To avoid wear and tear on your bearings and other components, it is essential to maintain a sufficiently thick lubricant film. All of the factors shown in Figure 1 affect the lubricant film thickness in your machines.
Figure 1: Factors affecting lubricant film thickness
In most cases, you cannot do much about factors such as static and dynamic load, preload, alignment, geometric quality of the housing and shaft, and geometric quality of the bearing. They result in the total load of the bearing.
The lubricant type and temperature will result in the viscosity which in turn, along with supply and velocity, contribute to the lubricant film thickness.
When you go on a speedboat, you only achieve full separation between the hull of the boat and the water when the speed of the boat reaches a certain point. This is what we want to achieve with the speed of our machines. The slower the machine, the more difficult it is to achieve full separation between the rolling elements and the raceways.
When evaluating the operating condition of the bearing using the SPM system, we measure the low rate of occurrence of high shocks and the high rate of occurrence of weaker shocks.
Figure 2: The SPM system
The main inputs for the system are the mean diameter, the RPM, and the bearing type. The system will provide a green, yellow, or red code as well as a lube number representing the lubricant condition in the bearing. And if there is bearing damage, you will get a condition number.
There are, of course, different types of bearings. Normally, you can type in the bearing number, and the software will find the bearing type. The norm number is calculated from the mean diameter and the RPM, and that will result in an accurate speed of the rolling element surface.
Figure 3: Norm number
The norm number will adjust the green, yellow, and red scales according to the speed and size of the bearing.
If you measure a bearing like that represented in Figure 4, you will find that there is full separation. The high rate of occurrence of low shock pulses will be quite low, and the low rate of occurrence of higher shocks will not be much higher. This is a small delta.
Figure 4: Code A
The software will give you a Code A, meaning all is well.
If you have poor lubrication, perhaps due to under-lubrication, excessive load, excessive belt tension, or wrongly mounted bearing, the delta will be the same as the previous case because the bearing is not badly damaged, but the low rate and high rate will both be higher.
Figure 5: Code B
The software will give you a Code B.
If your bearing is damaged, the low rate will usually rise quite a bit. This will result in a Code C. After a while, the low rate will increase even more. The software will give you a Code D for damage. The high rate is relatively high, and there is also a high delta between lor rate and high rate.
Figure 6: Codes C and D
In the odd-looking diagram in Figure 7, the X-axis represents the high rate. The small white square represents a measured value of 39, and the delta, which is on the Y-axis, is 4. As the readings for lubrication increase, the square will move to the right. If there is bearing damage, the square will move up in the evaluation box, resulting in condition numbers.
Figure 7: Evaluation box
Figure 8 shows how this looks in the Condmaster Ruby software. These measurements are from an alignment roll in a paper machine. The graph at the top shows RPM. This machine goes between 200 and 450 RPM.
Figure 8: Condmaster Ruby
In the middle graph, the blue dots represent the low rate. You can see that they follow the RPM. The red dots represent the high rate.
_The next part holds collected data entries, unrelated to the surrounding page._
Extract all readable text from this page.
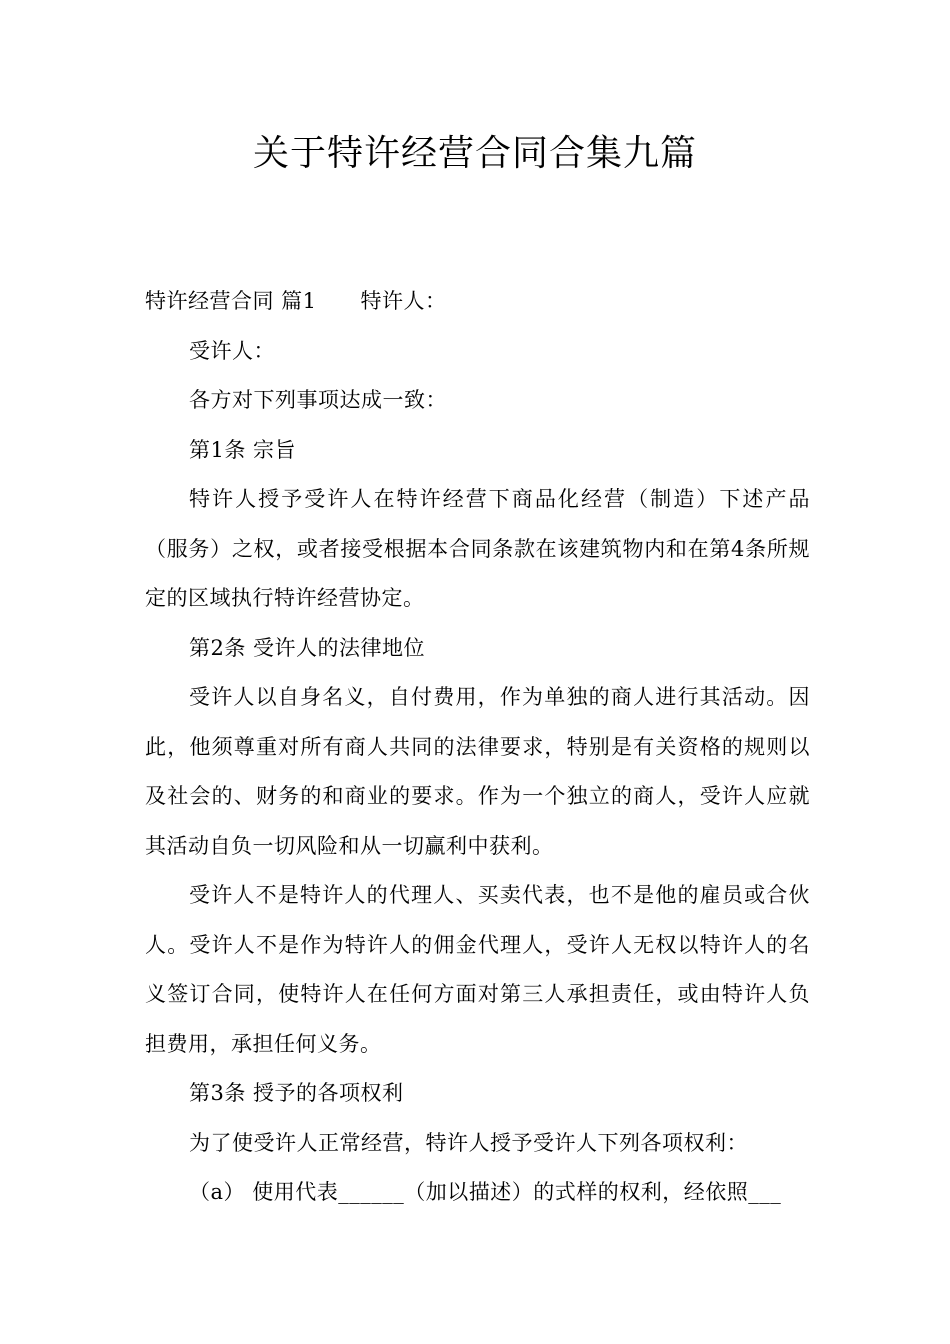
关于特许经营合同合集九篇

特许经营合同 篇1 特许人：

受许人：

各方对下列事项达成一致：

第1条 宗旨

特许人授予受许人在特许经营下商品化经营（制造）下述产品（服务）之权，或者接受根据本合同条款在该建筑物内和在第4条所规定的区域执行特许经营协定。

第2条 受许人的法律地位

受许人以自身名义，自付费用，作为单独的商人进行其活动。因此，他须尊重对所有商人共同的法律要求，特别是有关资格的规则以及社会的、财务的和商业的要求。作为一个独立的商人，受许人应就其活动自负一切风险和从一切赢利中获利。

受许人不是特许人的代理人、买卖代表，也不是他的雇员或合伙人。受许人不是作为特许人的佣金代理人，受许人无权以特许人的名义签订合同，使特许人在任何方面对第三人承担责任，或由特许人负担费用，承担任何义务。

第3条 授予的各项权利

为了使受许人正常经营，特许人授予受许人下列各项权利：

（a） 使用代表______（加以描述）的式样的权利，经依照___
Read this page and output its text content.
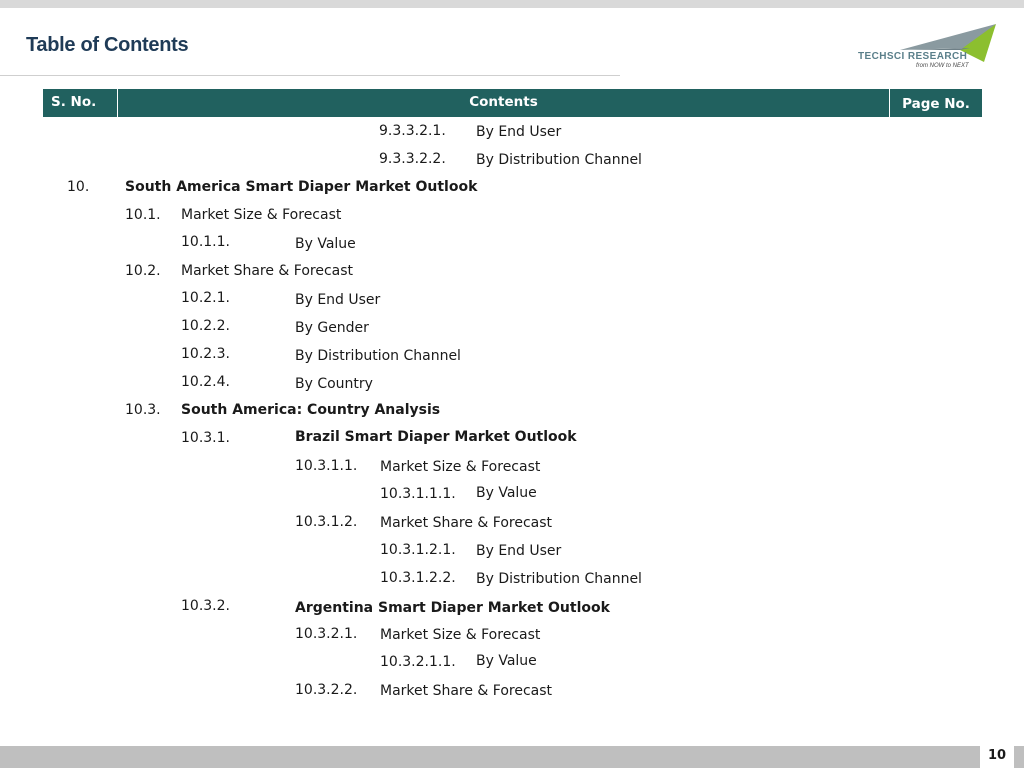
Table of Contents
TECHSCI RESEARCH
from NOW to NEXT
S. No.	Contents	Page No.
9.3.3.2.1. By End User
9.3.3.2.2. By Distribution Channel
10.	South America Smart Diaper Market Outlook
10.1. Market Size & Forecast
10.1.1.	By Value
10.2. Market Share & Forecast
10.2.1.	By End User
10.2.2.	By Gender
10.2.3.	By Distribution Channel
10.2.4.	By Country
10.3. South America: Country Analysis
10.3.1.	Brazil Smart Diaper Market Outlook
10.3.1.1. Market Size & Forecast
10.3.1.1.1. By Value
10.3.1.2. Market Share & Forecast
10.3.1.2.1. By End User
10.3.1.2.2. By Distribution Channel
10.3.2.	Argentina Smart Diaper Market Outlook
10.3.2.1. Market Size & Forecast
10.3.2.1.1. By Value
10.3.2.2. Market Share & Forecast
10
In the bottom graph, we have the lube rate. Although the RPM fluctuation is quite large, the lube rate remains steady because the lubrication condition is constant.
If we were to return to the evaluation box, the condition of this machine would remain in the green, with a high rate of 20 and a delta of 3. The green area represents Code A, the yellow area represents Code B, and the red area represents Codes C and D.
We can also use a simulation graph in a function called Lubemaster in which you can enter different types of oil and viscosity. You enter information about the lubricant, the temperature, and the RPM.
Figure 9: Lubemaster simulation graph
The X-axis represents Kappa (k), or the ratio of viscosity at operating temperature divided by the required viscosity for the bearing. The Y-axis represents the a23 factor, which is related to L10, or the bearing’s expected lifetime. The a23 factor takes into consideration the lube condition and the material of the bearing. So a 1 on the Y-axis means 100% of the bearing’s lifetime, or L10.
In this case, we are using a 220 centistoke mineral oil. The load is 5%. The bearing temperature is 65°. This will give us an a23 of 1.9, which is almost twice the calculated lifetime of the bearing.
However, if we increase the temperature to 120°, the a23 will decrease to 0.67. If you reduce the viscosity to 150, the bearing life decreases even more. It will continue to decrease if you remove the additives.
Conversely, if you reduce the temperature, you will increase the life of the bearing. You can adjust the viscosity and see what happens. This tool is extremely useful to check how changing the properties of your lubrication impacts the life of your bearings.